In [None]:
import numpy as np
import pandas as pd
import sympy as sym
import pybullet as p
import gym
import os
import random
import time
import pickle as plk
from robot_env_base_movil import robot_env
import matplotlib.pyplot as plt
import tensorflow as tf

from collections import deque
import pickle as plk

from tensorflow.keras.models import Sequential, Model
from tensorflow.keras.layers import Dense, Activation, Flatten, Input, Concatenate, Lambda
from tensorflow.keras.optimizers import Adam
from tensorflow.keras.callbacks import Callback, History
from MemorySaverCallback import MemorySaverCallback
from HistorySaverCallback import HistorySaverCallback

from rl.agents import DDPGAgent_mod
from rl.memory_mod import SequentialMemory
from rl.random import OrnsteinUhlenbeckProcess
from rl.callbacks import FileLogger, ModelIntervalCheckpoint

Algoritmo DDPG

Entorno

In [2]:
memory = SequentialMemory(limit=100000, initial_dict = None, window_length=1)

In [None]:
#Registro del entorno
gym.envs.registration.register(
    id='RobotEnv-v0',  # Identificador único del entorno
    entry_point='robot_env_base_movil:robot_env',  # Módulo y clase del entorno
    max_episode_steps=250,  # Número máximo de pasos por episodio
)

# Crear el entorno
env = gym.make('RobotEnv-v0')


Agente

In [None]:
#Número de acciones
nb_actions=6

In [None]:
#Dimensiones del vector de estado: (3,)
actor_model=Sequential()

actor_model.add(Input(shape=(3,)))  # Vector de estado de dimensión (3,)
actor_model.add(Dense(512, activation='relu'))
actor_model.add(Dense(256, activation='relu'))
actor_model.add(Dense(64, activation='relu'))
actor_model.add(Dense(nb_actions, activation='tanh')) #Capa de salida
print(actor_model.summary())

Model: "sequential"
_________________________________________________________________
 Layer (type)                Output Shape              Param #   
 dense (Dense)               (None, 512)               2048      
                                                                 
 dense_1 (Dense)             (None, 256)               131328    
                                                                 
 dense_2 (Dense)             (None, 64)                16448     
                                                                 
 dense_3 (Dense)             (None, 6)                 390       
                                                                 
Total params: 150,214
Trainable params: 150,214
Non-trainable params: 0
_________________________________________________________________
None


Critic

Implementación de la solución DDPG:

In [8]:
#Recibe como entrada el vector de estado y el vector de acciones

action_input=Input(shape=(nb_actions,), name='action_input')
obs_input=Input(shape=(3,), name='obs_input')

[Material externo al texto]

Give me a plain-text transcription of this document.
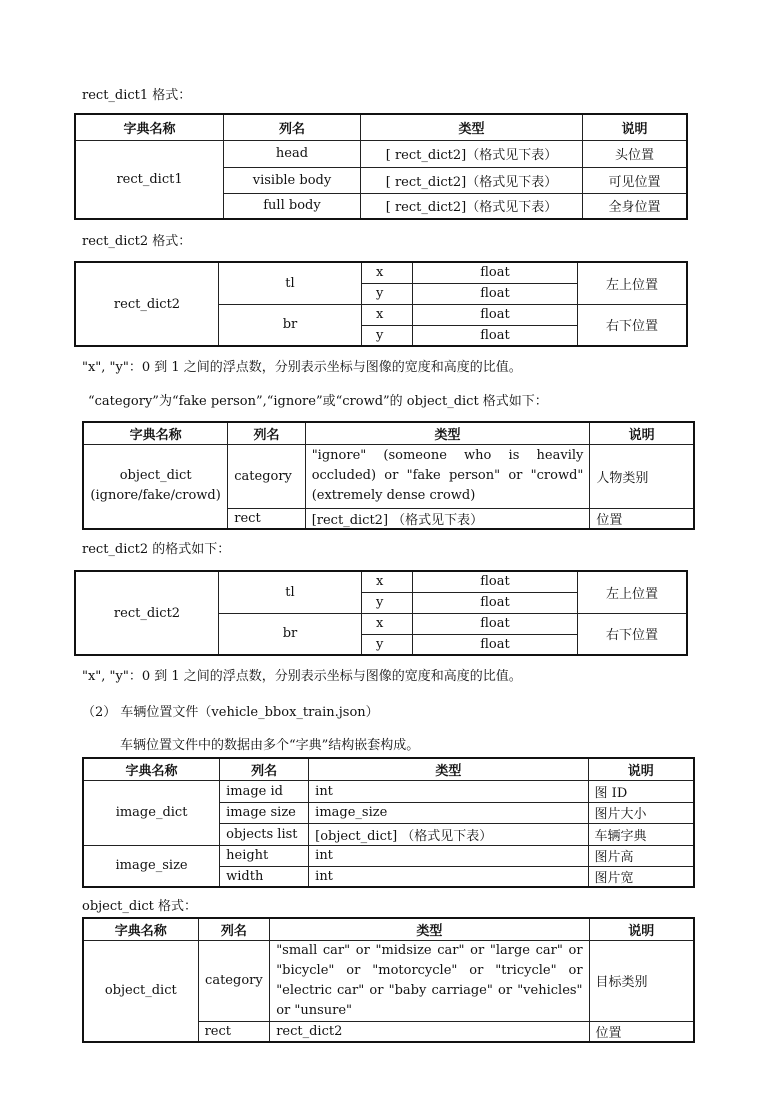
rect_dict1 格式：
字典名称	列名	类型	说明
rect_dict1	head	[ rect_dict2]（格式见下表）	头位置
	visible body	[ rect_dict2]（格式见下表）	可见位置
	full body	[ rect_dict2]（格式见下表）	全身位置
rect_dict2 格式：
rect_dict2	tl	x	float	左上位置
		y	float	
	br	x	float	右下位置
		y	float	
"x", "y"：0 到 1 之间的浮点数，分别表示坐标与图像的宽度和高度的比值。
“category”为“fake person”,“ignore”或“crowd”的 object_dict 格式如下：
字典名称	列名	类型	说明

object_dict
(ignore/fake/crowd)	category	"ignore" (someone who is heavily occluded) or "fake person" or "crowd" (extremely dense crowd)	人物类别
	rect	[rect_dict2] （格式见下表）	位置
rect_dict2 的格式如下：
rect_dict2	tl	x	float	左上位置
		y	float	
	br	x	float	右下位置
		y	float	
"x", "y"：0 到 1 之间的浮点数，分别表示坐标与图像的宽度和高度的比值。
（2） 车辆位置文件（vehicle_bbox_train.json）
车辆位置文件中的数据由多个“字典”结构嵌套构成。
字典名称	列名	类型	说明
image_dict	image id	int	图 ID
	image size	image_size	图片大小
	objects list	[object_dict] （格式见下表）	车辆字典
image_size	height	int	图片高
	width	int	图片宽
object_dict 格式：
字典名称	列名	类型	说明
object_dict	category	"small car" or "midsize car" or "large car" or "bicycle" or "motorcycle" or "tricycle" or "electric car" or "baby carriage" or "vehicles" or "unsure"	目标类别
	rect	rect_dict2	位置
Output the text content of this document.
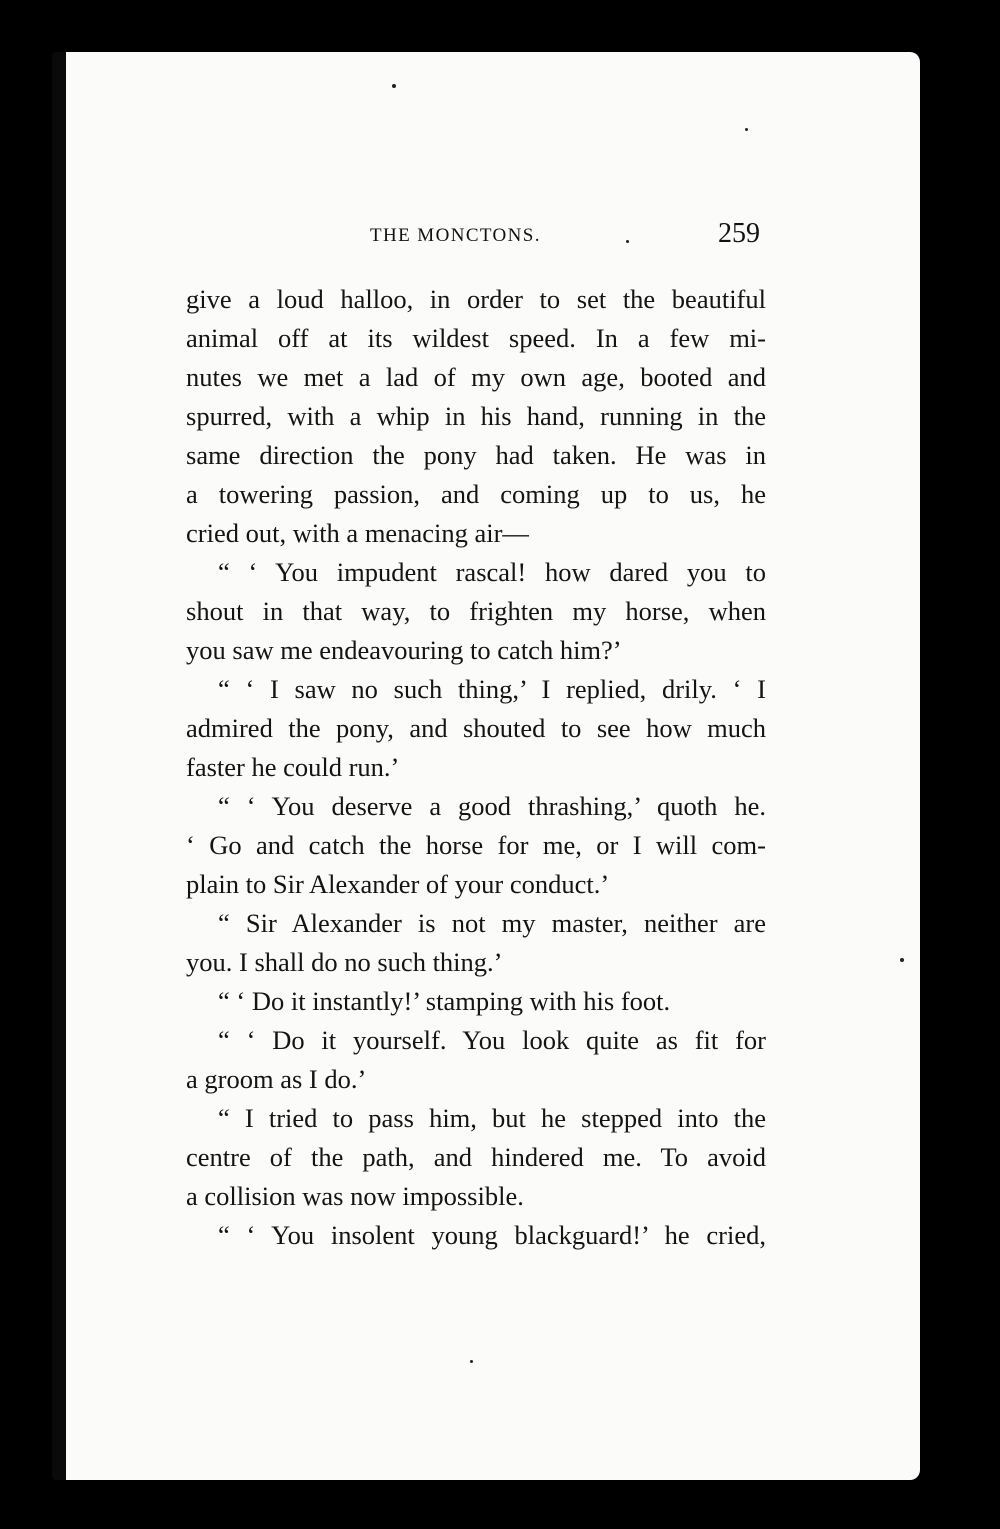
THE MONCTONS.	259
give a loud halloo, in order to set the beautiful
animal off at its wildest speed. In a few mi-
nutes we met a lad of my own age, booted and
spurred, with a whip in his hand, running in the
same direction the pony had taken. He was in
a towering passion, and coming up to us, he
cried out, with a menacing air—
“ ‘ You impudent rascal! how dared you to
shout in that way, to frighten my horse, when
you saw me endeavouring to catch him?’
“ ‘ I saw no such thing,’ I replied, drily. ‘ I
admired the pony, and shouted to see how much
faster he could run.’
“ ‘ You deserve a good thrashing,’ quoth he.
‘ Go and catch the horse for me, or I will com-
plain to Sir Alexander of your conduct.’
“ Sir Alexander is not my master, neither are
you. I shall do no such thing.’
“ ‘ Do it instantly!’ stamping with his foot.
“ ‘ Do it yourself. You look quite as fit for
a groom as I do.’
“ I tried to pass him, but he stepped into the
centre of the path, and hindered me. To avoid
a collision was now impossible.
“ ‘ You insolent young blackguard!’ he cried,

x=Concatenate()([action_input, obs_input])
print(x.shape)

x=Dense(9, input_shape=(9,), activation='relu')(x) #Capa de entrada
x=Dense(512, activation='relu')(x)
x=Dense(256, activation='relu')(x)
x=Dense(64, activation='relu')(x)
output=Dense(1, activation='linear')(x) #Capa de salida

critic_model = Model(inputs=[action_input, obs_input], outputs=output)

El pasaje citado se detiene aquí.